Why is it so crucial to point out the obvious? Because to those who see tax cuts for people who pay taxes as anathema, the obvious isn't.

Instead of crediting it with blunting the recession, tax cut opponents have alleged negative effects ranging from increasing interest rates, inflation and federal deficits to decreasing federal tax receipts.

Yet since the tax cut, interest rates have been historically low.

From May through December, the 10-year interest rate has averaged 5 percent vs. 6.16 percent from 1993-2000. Inflation has been similarly nonexistent. Since May, total CPI increased just 0.2 percent at an annual rate. Granted this was heavily influenced by falling oil prices but using the "core rate" (removing volatile food and energy components) and inflation was 2.6 percent for 2001 identical to the 1993-2000 rate.

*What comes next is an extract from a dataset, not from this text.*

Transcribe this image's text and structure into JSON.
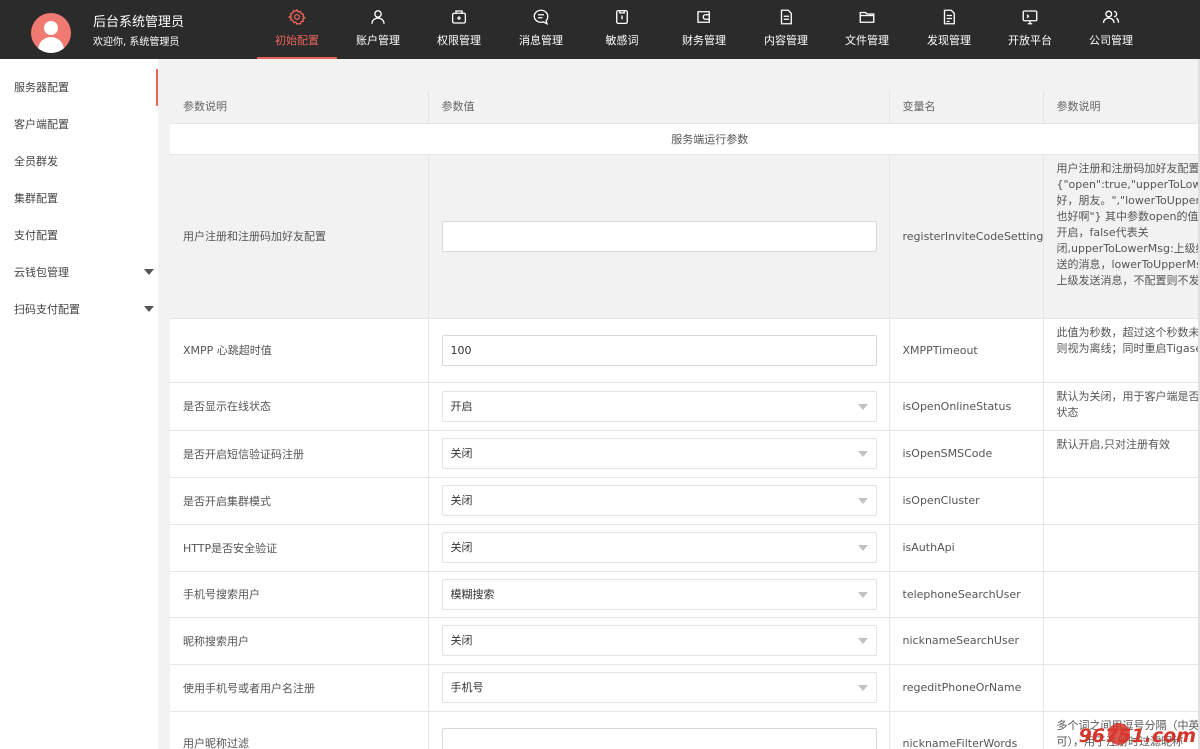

Nor will federal tax receipts fall. As the economy recovers from recession from 2001 to 2002, the administration estimates tax receipts will grow 1 percent and continue growing by 5.5 percent in 2003, by 5.1 percent over 2003-2007, and that in each of the next 10 years total federal tax receipts as a share of the economy will be higher than the average over any 10-year period in U.S. history. Furthermore, it should be pointed out that despite charges to the contrary, last summer's tax cut made the tax code more progressive the highest income quintile's tax share will increase from 78.8 cents to 82.4 cents of every income tax dollar paid.

And federal deficits? Those who refuse to see the tax cut as the reason for a bolstered economy, equally overlook the war and recession when it comes to the federal budget. Rather than seeing surpluses as the effects of a strong economy that they are, the reverse is falsely premised. It is not surprising that in every war since 1812 and eight of the nine recessions since World War II that America has run a budget deficit. It is even less so now, when you consider that America has had to confront both. For this reason, the tax cut accounts for just 14 percent of the surplus reduction this year economic downturn and increased spending account for the remainder.

If current estimates hold up, the latest recession will have been the mildest on record. The economy will have declined just 0.3 percent as compared to 0.6 percent for the next mildest recession and the 2.2 percent post-World War II average decline in recessions. Is the current level of recovery sufficient? Of course not, and it will be stronger with the economic stimulus plan the president called for in effect. However, it is important to remember that without last summer's tax cut already in place, we might not now be talking about a recovery at all.


J.T. Young is a deputy assistant secretary at the Treasury Department.